1.  Made customer satisfaction everyone’s business by linking employees’ 401(K) profit sharing matching contributions to improvements in Allstate’s customer loyalty index.

2. Improved customer service standards and held agents accountable to them.

3. Acted as chief customer experience evangelist throughout the company. She made 54 presentations to 9,000 employees in 2009.

4. Clearly communicated throughout Allstate customer wants and needs in the voice of the customer. She asked every business unit owner to develop and refine actionable and measurable “declarations” for improving customer service.

5. Changed Allstate’s public reporting. On earnings announcement day, Allstate began reporting its customer loyalty index scores along with earnings results to send a message: customer satisfaction is intertwined with business results.

6. Improved the customer complaint management process to be faster and more responsive. “We decided we needed to view customer complaints as a gift” — a way for Allstate to learn and improve its operations.

7. Began to attack the company’s operating processes.
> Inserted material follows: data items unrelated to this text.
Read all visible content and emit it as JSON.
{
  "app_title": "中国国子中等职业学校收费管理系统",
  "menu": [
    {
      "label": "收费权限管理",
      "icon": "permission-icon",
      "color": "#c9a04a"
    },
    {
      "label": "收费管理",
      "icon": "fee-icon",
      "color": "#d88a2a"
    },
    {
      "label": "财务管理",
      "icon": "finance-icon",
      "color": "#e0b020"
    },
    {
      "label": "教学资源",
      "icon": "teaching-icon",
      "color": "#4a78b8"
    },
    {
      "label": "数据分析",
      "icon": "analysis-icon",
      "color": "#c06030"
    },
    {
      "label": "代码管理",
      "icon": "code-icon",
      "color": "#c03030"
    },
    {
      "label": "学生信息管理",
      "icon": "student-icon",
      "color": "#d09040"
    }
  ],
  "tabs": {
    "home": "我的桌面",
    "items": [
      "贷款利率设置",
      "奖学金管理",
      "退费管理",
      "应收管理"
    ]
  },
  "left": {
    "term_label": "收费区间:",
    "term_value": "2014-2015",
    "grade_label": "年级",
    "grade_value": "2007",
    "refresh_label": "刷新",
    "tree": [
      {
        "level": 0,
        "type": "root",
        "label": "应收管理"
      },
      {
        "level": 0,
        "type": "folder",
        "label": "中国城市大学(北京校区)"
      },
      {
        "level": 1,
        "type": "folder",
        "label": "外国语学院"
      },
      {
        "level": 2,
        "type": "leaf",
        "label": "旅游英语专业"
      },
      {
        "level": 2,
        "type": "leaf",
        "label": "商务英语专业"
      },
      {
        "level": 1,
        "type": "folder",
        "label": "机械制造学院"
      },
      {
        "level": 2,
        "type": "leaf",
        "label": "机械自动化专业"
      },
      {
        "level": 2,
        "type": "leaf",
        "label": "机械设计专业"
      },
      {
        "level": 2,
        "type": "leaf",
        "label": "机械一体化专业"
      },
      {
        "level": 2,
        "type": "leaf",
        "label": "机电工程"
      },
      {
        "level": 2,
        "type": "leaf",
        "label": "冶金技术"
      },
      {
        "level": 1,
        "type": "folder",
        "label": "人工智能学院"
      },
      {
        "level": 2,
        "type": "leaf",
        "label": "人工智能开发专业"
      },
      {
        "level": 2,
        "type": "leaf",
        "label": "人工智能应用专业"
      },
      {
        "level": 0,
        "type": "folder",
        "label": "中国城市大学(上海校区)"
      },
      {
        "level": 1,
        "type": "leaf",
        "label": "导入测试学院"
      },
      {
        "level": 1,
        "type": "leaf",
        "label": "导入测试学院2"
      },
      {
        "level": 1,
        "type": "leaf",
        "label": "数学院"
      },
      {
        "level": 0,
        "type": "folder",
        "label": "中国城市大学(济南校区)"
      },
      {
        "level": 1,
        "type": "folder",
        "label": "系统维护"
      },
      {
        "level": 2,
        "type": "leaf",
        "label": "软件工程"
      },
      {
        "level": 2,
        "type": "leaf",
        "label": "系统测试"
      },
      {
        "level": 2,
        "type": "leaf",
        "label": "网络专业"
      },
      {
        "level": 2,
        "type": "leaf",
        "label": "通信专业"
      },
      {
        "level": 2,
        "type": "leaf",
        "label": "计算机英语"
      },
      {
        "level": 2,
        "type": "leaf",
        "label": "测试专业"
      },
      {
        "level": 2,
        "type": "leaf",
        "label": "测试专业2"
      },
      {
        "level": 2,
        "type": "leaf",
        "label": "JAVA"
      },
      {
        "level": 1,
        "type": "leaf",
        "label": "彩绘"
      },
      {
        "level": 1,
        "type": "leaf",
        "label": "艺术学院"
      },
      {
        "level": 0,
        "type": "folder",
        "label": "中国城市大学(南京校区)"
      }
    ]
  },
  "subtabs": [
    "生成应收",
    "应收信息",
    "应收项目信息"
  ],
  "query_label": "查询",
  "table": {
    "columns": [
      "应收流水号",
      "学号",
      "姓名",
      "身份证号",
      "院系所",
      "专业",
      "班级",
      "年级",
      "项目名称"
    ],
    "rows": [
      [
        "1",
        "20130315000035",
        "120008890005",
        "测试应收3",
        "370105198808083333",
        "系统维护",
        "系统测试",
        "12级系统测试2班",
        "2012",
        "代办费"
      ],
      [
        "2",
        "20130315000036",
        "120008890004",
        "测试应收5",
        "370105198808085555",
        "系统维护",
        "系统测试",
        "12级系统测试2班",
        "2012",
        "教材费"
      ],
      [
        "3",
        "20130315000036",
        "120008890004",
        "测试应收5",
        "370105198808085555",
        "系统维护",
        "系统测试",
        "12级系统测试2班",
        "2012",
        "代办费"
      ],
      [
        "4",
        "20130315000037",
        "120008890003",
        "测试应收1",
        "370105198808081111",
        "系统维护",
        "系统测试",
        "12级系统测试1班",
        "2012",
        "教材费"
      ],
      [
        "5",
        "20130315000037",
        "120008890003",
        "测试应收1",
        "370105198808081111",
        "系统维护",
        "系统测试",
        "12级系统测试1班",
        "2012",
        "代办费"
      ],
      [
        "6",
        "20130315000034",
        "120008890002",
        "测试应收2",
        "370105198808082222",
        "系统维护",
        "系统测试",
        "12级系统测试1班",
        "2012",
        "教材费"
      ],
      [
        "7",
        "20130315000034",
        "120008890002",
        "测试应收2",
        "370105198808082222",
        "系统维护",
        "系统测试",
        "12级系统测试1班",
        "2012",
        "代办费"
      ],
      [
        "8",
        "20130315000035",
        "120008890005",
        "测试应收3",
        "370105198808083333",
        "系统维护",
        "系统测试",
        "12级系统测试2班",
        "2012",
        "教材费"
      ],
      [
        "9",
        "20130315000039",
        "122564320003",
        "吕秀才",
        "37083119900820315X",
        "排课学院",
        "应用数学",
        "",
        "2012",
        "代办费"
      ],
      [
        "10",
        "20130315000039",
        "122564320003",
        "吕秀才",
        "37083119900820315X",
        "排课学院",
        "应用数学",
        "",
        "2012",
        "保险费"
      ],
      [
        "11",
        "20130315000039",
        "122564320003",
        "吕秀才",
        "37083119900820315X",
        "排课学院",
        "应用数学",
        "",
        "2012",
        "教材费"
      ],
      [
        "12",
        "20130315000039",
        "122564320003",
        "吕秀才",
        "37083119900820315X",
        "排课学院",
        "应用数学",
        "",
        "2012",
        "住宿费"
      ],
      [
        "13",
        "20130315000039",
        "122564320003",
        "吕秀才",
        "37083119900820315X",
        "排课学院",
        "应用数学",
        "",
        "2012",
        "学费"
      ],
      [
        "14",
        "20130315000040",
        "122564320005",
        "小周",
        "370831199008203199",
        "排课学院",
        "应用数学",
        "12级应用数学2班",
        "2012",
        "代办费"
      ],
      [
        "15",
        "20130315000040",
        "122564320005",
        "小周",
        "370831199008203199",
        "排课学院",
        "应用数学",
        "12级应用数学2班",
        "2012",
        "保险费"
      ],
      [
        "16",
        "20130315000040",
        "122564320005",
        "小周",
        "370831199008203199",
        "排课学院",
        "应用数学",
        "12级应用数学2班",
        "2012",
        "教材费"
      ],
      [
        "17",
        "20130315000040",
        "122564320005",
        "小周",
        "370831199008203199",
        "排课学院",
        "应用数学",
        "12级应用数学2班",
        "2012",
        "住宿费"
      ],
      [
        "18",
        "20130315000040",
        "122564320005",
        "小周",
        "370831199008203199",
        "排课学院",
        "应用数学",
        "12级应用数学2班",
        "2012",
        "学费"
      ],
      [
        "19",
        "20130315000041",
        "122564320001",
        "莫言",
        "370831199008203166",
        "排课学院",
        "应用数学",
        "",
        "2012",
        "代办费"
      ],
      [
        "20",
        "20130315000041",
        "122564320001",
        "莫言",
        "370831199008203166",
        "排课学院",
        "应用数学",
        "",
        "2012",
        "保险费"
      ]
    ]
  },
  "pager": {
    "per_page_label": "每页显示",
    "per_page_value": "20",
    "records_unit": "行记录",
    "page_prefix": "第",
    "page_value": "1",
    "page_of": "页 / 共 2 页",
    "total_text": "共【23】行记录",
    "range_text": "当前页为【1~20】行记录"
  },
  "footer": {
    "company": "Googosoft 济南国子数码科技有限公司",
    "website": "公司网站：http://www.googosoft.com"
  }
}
She discovered that Allstate has too many processes for servicing customers inside business units — but not across business units. Allstate is now examining all its processes and figuring out how to make them span the entire company — not an easy thing to do because “at Allstate we have a process for everything except eating and going to the bathroom.”

8. Improved metrics mostly by examining other companies’ best practices. She realized that Allstate needed to do a better job tying customer satisfaction measures to company leading performance indicators. As she says, “We are just scratching the surface on measurement.” Also, Allstate now compares its satisfaction results with other companies inside and outside its industry (something Allstate previously never did).

Some lessons learned:

1. Allstate needs to move faster to keep pace with customers’ rapidly changing needs.

2. Allstate needs to let its customers lead them instead of trying to lead its customers.

2. Allstate must empower people. As Patty says, “Customers do not want a relationship with technology. They want a relationship with people.” Empowering employees means “hiring people who like people” — sounds obvious, but Allstate realized it was hiring too many technicians who really understand the content of insurance but lack adequate customer service skills. She also enacted a self-selecting employee ambassador program. Ambassadors receive special attention from Allstate. (For instance, ambassadors received a preview of the company’s social media guidelines before the guidelines were launched throughout the company.) To date, more than 3,000 employees have volunteered to be ambassadors. (She likes making the program voluntary because employees who sign up are more likely to be motivated.)

Results so far: the best-ever one-year improvement in the company’s customer loyalty index.

“But we are not even close to where we want to be,” she concludes. “We have made the customer experience a part of everyone’s jobs.”